Molti si stupiscono che io non sia stata sorpresa dal risultato. Dal momento in cui ho scoperto il neo, ho avuto un brutto presentimento - e io posso fidarmi del mio presentimento. Così mi sono seduta lì, più o meno confermata nelle mie capacità di chiaroveggenza, e in seguito ho ascoltato ciò che il mio medico aveva da dire. Ho ancora ben chiari in testa i fatti: il ricovero all'ospedale universitario, la resezione, l'asportazione dei linfonodi sentinella, la TAC e la risonanza magnetica - girando il mio corpo da sinistra a destra e dall'alto in basso, per così dire. "Ci stiamo dirigendo verso l'ignoto".
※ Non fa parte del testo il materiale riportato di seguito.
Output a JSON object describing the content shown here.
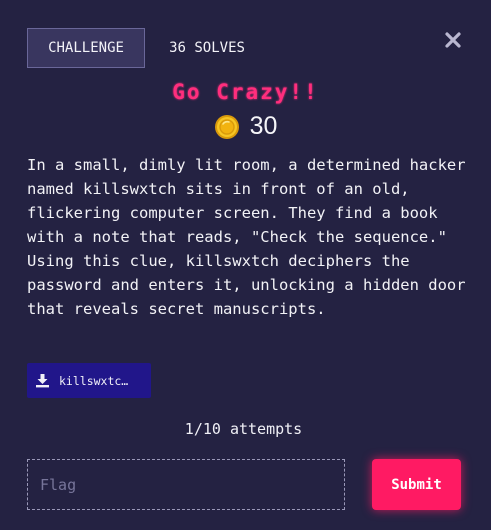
{
  "tabs": {
    "challenge_label": "CHALLENGE",
    "solves_label": "36 SOLVES"
  },
  "challenge": {
    "title": "Go Crazy!!",
    "points": "30",
    "description": "In a small, dimly lit room, a determined hacker named killswxtch sits in front of an old, flickering computer screen. They find a book with a note that reads, \"Check the sequence.\" Using this clue, killswxtch deciphers the password and enters it, unlocking a hidden door that reveals secret manuscripts."
  },
  "file": {
    "name": "killswxtc…",
    "icon": "download-icon"
  },
  "attempts": {
    "text": "1/10 attempts"
  },
  "flag_form": {
    "placeholder": "Flag",
    "value": "",
    "submit_label": "Submit"
  },
  "colors": {
    "background": "#242242",
    "title": "#ff2e7d",
    "submit": "#ff1a63",
    "file_button": "#21168a",
    "tab_active": "#39365f"
  },
  "icons": {
    "close": "close-icon",
    "coin": "coin-icon",
    "download": "download-icon"
  }
}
Quello che è successo dopo è un grande buco nella mia memoria. Ricordo le visite, i colloqui con i medici, il dolore dopo le operazioni. Ricordo i biglietti di incoraggiamento, i pacchi e i fiori degli amici, le conversazioni personali e le telefonate. Ma come mi sentivo veramente? Questo è sepolto nel profondo del mio cervello. La mia memoria termina con l'uscita dall'ambulatorio e l'attesa del tram successivo alla fermata di fronte. Non riesco a ricordare come l'ho detto ai miei amici e alla mia famiglia. Come ho detto al mio capo, scusandomi, che dopo quasi tre mesi di lavoro sarei stata assente per un po' perché avevo il cancro. E sì, ho detto davvero: "Mi dispiace".
Oggi mi rendo conto che non si trattava di una reazione insolita. Ero sopraffatta e incapace di elaborare correttamente la notizia. Così ho fatto quello che so fare meglio in una crisi: alzarmi, fare un piano di battaglia, informarmi, leggere, agire. Secondo il motto: devo superarlo subito! Non c'è tempo per i sentimenti e la paura ora. "Il mare infuria intorno a noi."
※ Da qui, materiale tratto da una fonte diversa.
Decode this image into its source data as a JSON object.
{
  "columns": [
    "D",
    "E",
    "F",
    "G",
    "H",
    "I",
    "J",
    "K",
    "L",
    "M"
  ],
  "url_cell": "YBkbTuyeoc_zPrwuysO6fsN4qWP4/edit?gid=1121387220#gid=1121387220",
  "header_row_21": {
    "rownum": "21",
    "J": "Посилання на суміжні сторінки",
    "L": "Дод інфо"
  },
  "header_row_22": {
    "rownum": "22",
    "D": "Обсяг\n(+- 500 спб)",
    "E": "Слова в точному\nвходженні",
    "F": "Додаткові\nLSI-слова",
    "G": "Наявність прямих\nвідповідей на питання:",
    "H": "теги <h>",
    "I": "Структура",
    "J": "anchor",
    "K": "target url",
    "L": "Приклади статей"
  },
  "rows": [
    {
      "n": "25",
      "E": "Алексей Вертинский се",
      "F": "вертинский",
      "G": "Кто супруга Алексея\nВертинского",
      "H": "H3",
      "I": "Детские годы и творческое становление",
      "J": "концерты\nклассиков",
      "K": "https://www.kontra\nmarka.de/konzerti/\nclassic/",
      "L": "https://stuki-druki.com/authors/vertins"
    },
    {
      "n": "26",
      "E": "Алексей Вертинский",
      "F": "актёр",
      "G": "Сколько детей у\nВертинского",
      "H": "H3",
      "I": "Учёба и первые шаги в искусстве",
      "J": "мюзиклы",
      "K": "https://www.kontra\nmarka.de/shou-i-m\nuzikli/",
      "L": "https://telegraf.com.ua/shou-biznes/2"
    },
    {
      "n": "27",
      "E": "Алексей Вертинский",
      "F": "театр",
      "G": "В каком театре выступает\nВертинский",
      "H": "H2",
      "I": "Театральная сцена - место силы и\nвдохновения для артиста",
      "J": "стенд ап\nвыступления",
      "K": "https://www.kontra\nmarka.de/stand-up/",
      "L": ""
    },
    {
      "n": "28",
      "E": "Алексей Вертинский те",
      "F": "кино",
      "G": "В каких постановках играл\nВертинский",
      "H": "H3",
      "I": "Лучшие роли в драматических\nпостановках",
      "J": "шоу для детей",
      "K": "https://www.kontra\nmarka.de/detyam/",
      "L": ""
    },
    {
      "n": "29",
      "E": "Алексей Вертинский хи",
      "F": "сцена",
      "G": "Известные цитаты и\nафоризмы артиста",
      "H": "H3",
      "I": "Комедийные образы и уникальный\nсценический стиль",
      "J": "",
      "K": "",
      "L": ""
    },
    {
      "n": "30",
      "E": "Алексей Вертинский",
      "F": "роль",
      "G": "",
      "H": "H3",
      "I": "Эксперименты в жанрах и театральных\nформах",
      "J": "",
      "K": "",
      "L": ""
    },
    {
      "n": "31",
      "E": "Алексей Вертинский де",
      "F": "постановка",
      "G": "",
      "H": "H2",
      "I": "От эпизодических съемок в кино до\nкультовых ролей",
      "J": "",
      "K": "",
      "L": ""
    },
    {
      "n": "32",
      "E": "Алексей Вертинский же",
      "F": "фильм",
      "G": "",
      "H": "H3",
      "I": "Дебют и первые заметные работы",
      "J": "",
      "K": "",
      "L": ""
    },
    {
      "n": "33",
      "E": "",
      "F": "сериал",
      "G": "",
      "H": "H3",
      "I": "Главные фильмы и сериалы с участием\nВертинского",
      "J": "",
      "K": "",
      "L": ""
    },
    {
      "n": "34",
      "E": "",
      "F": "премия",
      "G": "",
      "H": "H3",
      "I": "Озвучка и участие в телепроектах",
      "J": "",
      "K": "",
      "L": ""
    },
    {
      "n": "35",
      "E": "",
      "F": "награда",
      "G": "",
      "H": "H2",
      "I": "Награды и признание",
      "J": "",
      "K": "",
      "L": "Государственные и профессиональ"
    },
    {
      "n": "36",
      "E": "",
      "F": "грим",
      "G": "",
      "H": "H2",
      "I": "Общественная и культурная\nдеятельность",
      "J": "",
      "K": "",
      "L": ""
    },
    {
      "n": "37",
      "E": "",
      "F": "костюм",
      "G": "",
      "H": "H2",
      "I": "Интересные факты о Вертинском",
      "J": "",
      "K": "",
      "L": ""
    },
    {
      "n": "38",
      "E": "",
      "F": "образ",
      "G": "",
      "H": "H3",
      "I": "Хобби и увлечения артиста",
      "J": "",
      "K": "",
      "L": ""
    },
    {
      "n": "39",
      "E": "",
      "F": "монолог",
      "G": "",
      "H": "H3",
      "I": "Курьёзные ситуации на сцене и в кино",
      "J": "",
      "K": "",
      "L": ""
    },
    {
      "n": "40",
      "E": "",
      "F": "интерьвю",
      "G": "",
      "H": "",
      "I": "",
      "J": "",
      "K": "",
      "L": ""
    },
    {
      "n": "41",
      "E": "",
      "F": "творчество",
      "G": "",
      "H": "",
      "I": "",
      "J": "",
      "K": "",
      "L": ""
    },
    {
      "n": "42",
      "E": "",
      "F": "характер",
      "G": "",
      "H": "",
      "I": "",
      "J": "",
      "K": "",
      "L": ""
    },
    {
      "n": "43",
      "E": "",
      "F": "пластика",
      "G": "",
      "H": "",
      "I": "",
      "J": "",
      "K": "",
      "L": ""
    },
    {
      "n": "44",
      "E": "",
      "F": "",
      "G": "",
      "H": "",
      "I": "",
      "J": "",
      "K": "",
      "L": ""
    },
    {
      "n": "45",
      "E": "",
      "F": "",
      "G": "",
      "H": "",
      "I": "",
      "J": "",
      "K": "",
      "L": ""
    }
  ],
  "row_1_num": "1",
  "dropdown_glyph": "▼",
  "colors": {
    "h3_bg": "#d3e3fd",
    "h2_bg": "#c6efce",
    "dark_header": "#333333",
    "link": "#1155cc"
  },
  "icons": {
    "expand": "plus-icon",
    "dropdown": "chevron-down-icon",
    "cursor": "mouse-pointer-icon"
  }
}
Allora, dieci anni fa, ho trovato un modo (inconscio) di affrontare la mia diagnosi. Ho fatto pace con essa. Mi ha aiutato a funzionare: durante i numerosi esami ogni tre mesi, durante la terapia con interferone e gli effetti collaterali, e al lavoro, che all'epoca era per me l'ancora per mantenere almeno un po' della mia vecchia normalità nella nuova realtà. "Finché il sole non sorgerà di nuovo".
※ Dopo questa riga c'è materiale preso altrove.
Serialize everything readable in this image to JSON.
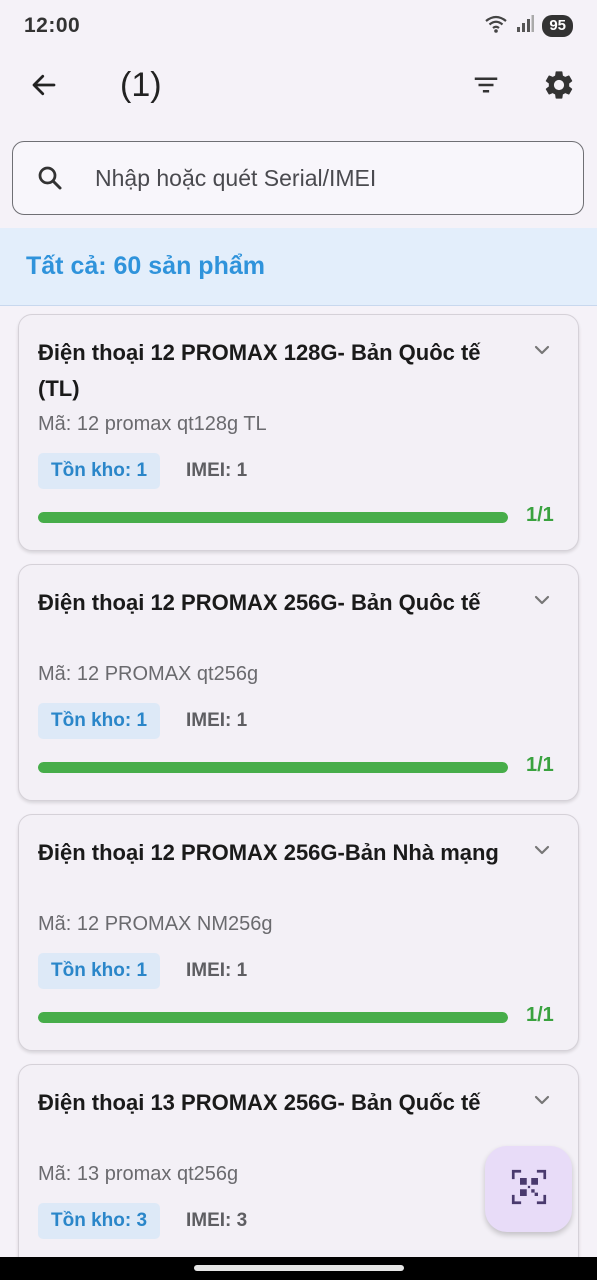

A volte vorrei aver pensato di più a come mi sentivo veramente allora. Perché mi ci sono voluti quasi otto anni - fino all'ottobre 2023 - per ammettere a me stessa che avevo paura. Paura delle operazioni, degli esami, dei risultati, delle telefonate dall'ospedale, dei trattamenti, degli effetti collaterali, delle perdite finanziarie e dei progetti di vita a lungo termine. E paura di morire. "Quando tutto è in gioco".

La colonna sonora di oggi: Peter Maffay & Jennifer Weist - Leuchtturm (MTV Unplugged)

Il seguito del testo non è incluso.